Seismic Frequency Bands and Earth Attenuation
Seismic waves lose amplitude as they travel through the earth due to geometric spreading, scattering, and anelastic attenuation. Anelastic attenuation, which converts wave energy to heat through viscous friction in fluid-filled pore spaces, is frequency-dependent: high-frequency components of the seismic wavelet are attenuated more strongly than low-frequency components, causing the frequency content of the recorded signal to shift toward lower frequencies as travel time (depth) increases. This preferential high-frequency attenuation is quantified by the quality factor Q, where a higher Q indicates less attenuation (Q = infinity is perfectly elastic). In the Alberta Basin, Q values for shale-dominated sections such as the Cretaceous Colorado Group range from 50 to 100 at seismic frequencies, while tight carbonate sections like the Devonian reef trends have Q of 100 to 300. The earth-filter effect of Q on the seismic band means that a source wavelet with 80 Hz high-cut content at the surface arrives at 3,000 m depth with a high-cut content of approximately 40 to 50 Hz, depending on the dominant Q of the travelled path, irrespective of the recording system's capability to record 80 Hz.
This depth-dependent bandwidth loss is one reason why borehole seismic data (VSP and walkaway VSP) provides higher-frequency signal than surface seismic for the same geological target: the seismic source wave travels only one-way from the surface to the receiver in the borehole, suffering half the attenuation of a surface-to-reflector round trip. A VSP receiver at 3,000 m depth records the downgoing wavelet with its full broadband content because it has not yet been attenuated by the return path, and the upgoing reflected wavelet from the target formation only 200 to 300 m below the receiver has lost correspondingly less of its high-frequency content than the same reflection observed at surface after a 6,000 m round trip. WCSB operators use VSP surveys to calibrate surface seismic bandwidth in each formation interval and to verify that the processing team's frequency estimates for the deliverable seismic volume are consistent with what the earth actually transmits at each depth horizon.
Acoustic Logging Bands and Shear Wave Measurement
The measurement frequency band of acoustic logging tools is matched to the wellbore and formation geometry to optimise the mode of wave propagation being measured. Standard monopole sonic tools operate in the 5 to 15 kHz band, generating compressional head waves that refract along the formation boundary and return to the tool's receiver array at the formation P-wave velocity. The monopole tool also generates a Stoneley wave, a guided mode that travels along the fluid-rock interface at the borehole wall, in the 1 to 3 kHz band; Stoneley wave velocity and amplitude are sensitive to formation permeability and are used in some Montney and Duvernay well evaluations to identify fracture zones and permeable intervals for completion targeting. Dipole tools fire asymmetrically to generate flexural waves in the 2 to 8 kHz band, which allow shear wave velocity measurement in formations too slow for refracted shear head waves (any formation where Vs less than 1,500 m/s, the acoustic velocity of the borehole fluid, cannot generate a refracted shear head wave and requires a dipole tool to measure Vs from the flexural mode).

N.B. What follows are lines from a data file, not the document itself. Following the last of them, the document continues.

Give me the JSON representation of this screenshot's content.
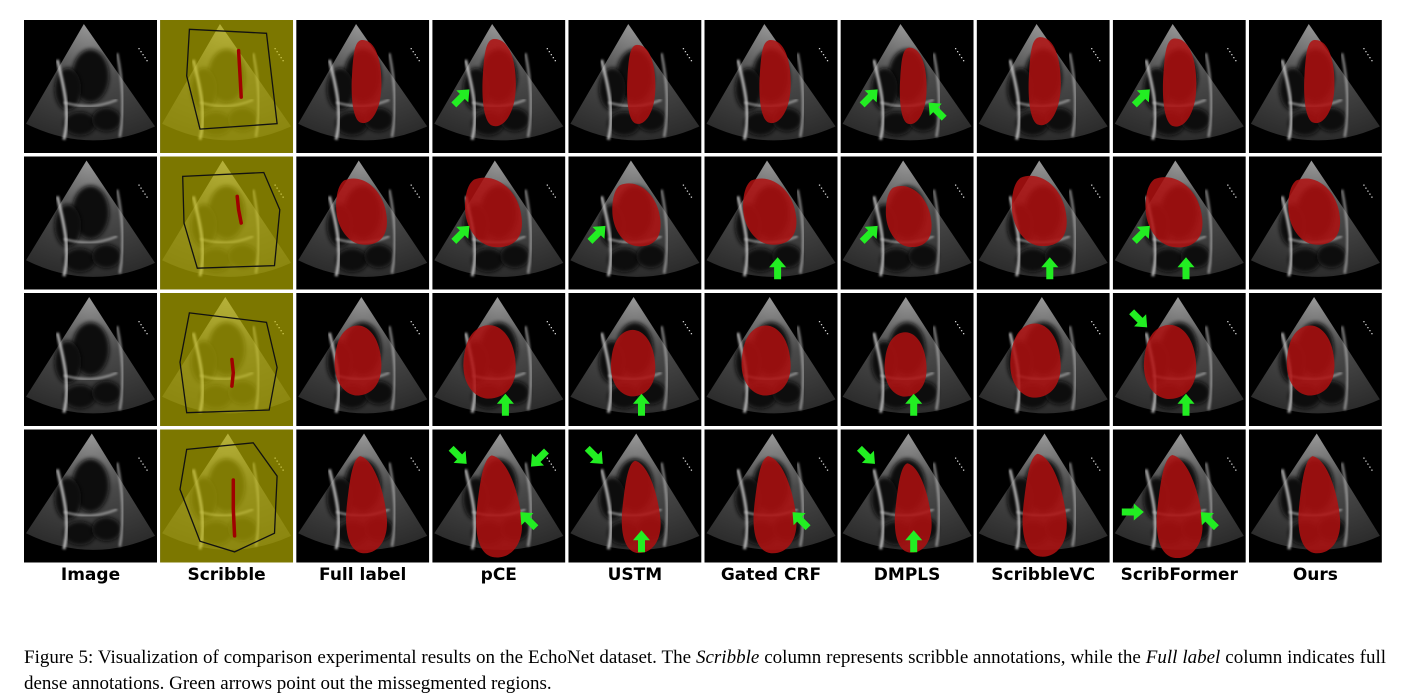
{
  "figure": {
    "columns": [
      {
        "label": "Image",
        "kind": "image"
      },
      {
        "label": "Scribble",
        "kind": "scribble"
      },
      {
        "label": "Full label",
        "kind": "label"
      },
      {
        "label": "pCE",
        "kind": "pred"
      },
      {
        "label": "USTM",
        "kind": "pred"
      },
      {
        "label": "Gated CRF",
        "kind": "pred"
      },
      {
        "label": "DMPLS",
        "kind": "pred"
      },
      {
        "label": "ScribbleVC",
        "kind": "pred"
      },
      {
        "label": "ScribFormer",
        "kind": "pred"
      },
      {
        "label": "Ours",
        "kind": "pred"
      }
    ],
    "rows": 4,
    "arrows": [
      {
        "row": 0,
        "col": 3,
        "dir": "ne"
      },
      {
        "row": 0,
        "col": 6,
        "dir": "ne"
      },
      {
        "row": 0,
        "col": 6,
        "dir": "nw"
      },
      {
        "row": 0,
        "col": 8,
        "dir": "ne"
      },
      {
        "row": 1,
        "col": 3,
        "dir": "ne"
      },
      {
        "row": 1,
        "col": 4,
        "dir": "ne"
      },
      {
        "row": 1,
        "col": 5,
        "dir": "n"
      },
      {
        "row": 1,
        "col": 6,
        "dir": "ne"
      },
      {
        "row": 1,
        "col": 7,
        "dir": "n"
      },
      {
        "row": 1,
        "col": 8,
        "dir": "ne"
      },
      {
        "row": 1,
        "col": 8,
        "dir": "n"
      },
      {
        "row": 2,
        "col": 3,
        "dir": "n"
      },
      {
        "row": 2,
        "col": 4,
        "dir": "n"
      },
      {
        "row": 2,
        "col": 6,
        "dir": "n"
      },
      {
        "row": 2,
        "col": 8,
        "dir": "se"
      },
      {
        "row": 2,
        "col": 8,
        "dir": "n"
      },
      {
        "row": 3,
        "col": 3,
        "dir": "se"
      },
      {
        "row": 3,
        "col": 3,
        "dir": "sw"
      },
      {
        "row": 3,
        "col": 3,
        "dir": "nw"
      },
      {
        "row": 3,
        "col": 4,
        "dir": "se"
      },
      {
        "row": 3,
        "col": 4,
        "dir": "n"
      },
      {
        "row": 3,
        "col": 5,
        "dir": "nw"
      },
      {
        "row": 3,
        "col": 6,
        "dir": "se"
      },
      {
        "row": 3,
        "col": 6,
        "dir": "n"
      },
      {
        "row": 3,
        "col": 8,
        "dir": "e"
      },
      {
        "row": 3,
        "col": 8,
        "dir": "nw"
      }
    ]
  },
  "caption": {
    "prefix": "Figure 5: Visualization of comparison experimental results on the EchoNet dataset. The ",
    "italic1": "Scribble",
    "mid": " column represents scribble annotations, while the ",
    "italic2": "Full label",
    "suffix": " column indicates full dense annotations. Green arrows point out the missegmented regions."
  },
  "colors": {
    "mask": "#b01010",
    "scribble_overlay": "#c8c000",
    "scribble_stroke": "#a00000",
    "arrow": "#22ee22",
    "background": "#000000"
  }
}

The selection of optimal frequency for a dipole log in a given formation requires a balance between wavelength and borehole diameter. The dipole tool's optimal measurement frequency places the borehole diameter at approximately one wavelength of the flexural wave; for a 216 mm (8.5 inch) borehole and a formation shear velocity of 2,400 m/s, the optimal dipole frequency is approximately 11 kHz. In over-gauge boreholes, common in Buckinghorse shale above the Montney in the Dawson Creek area, the larger effective diameter requires a lower optimal frequency, and some high-frequency dipole tools perform poorly in these conditions, reporting artificially low shear velocities that skew mechanical property calculations if the frequency mismatch is not recognised and corrected. Field-variable frequency dipole tools that can be tuned to the formation and borehole conditions are available from major service companies and are specified for wells where borehole caliper variability is anticipated from pre-drill lithologic assessment.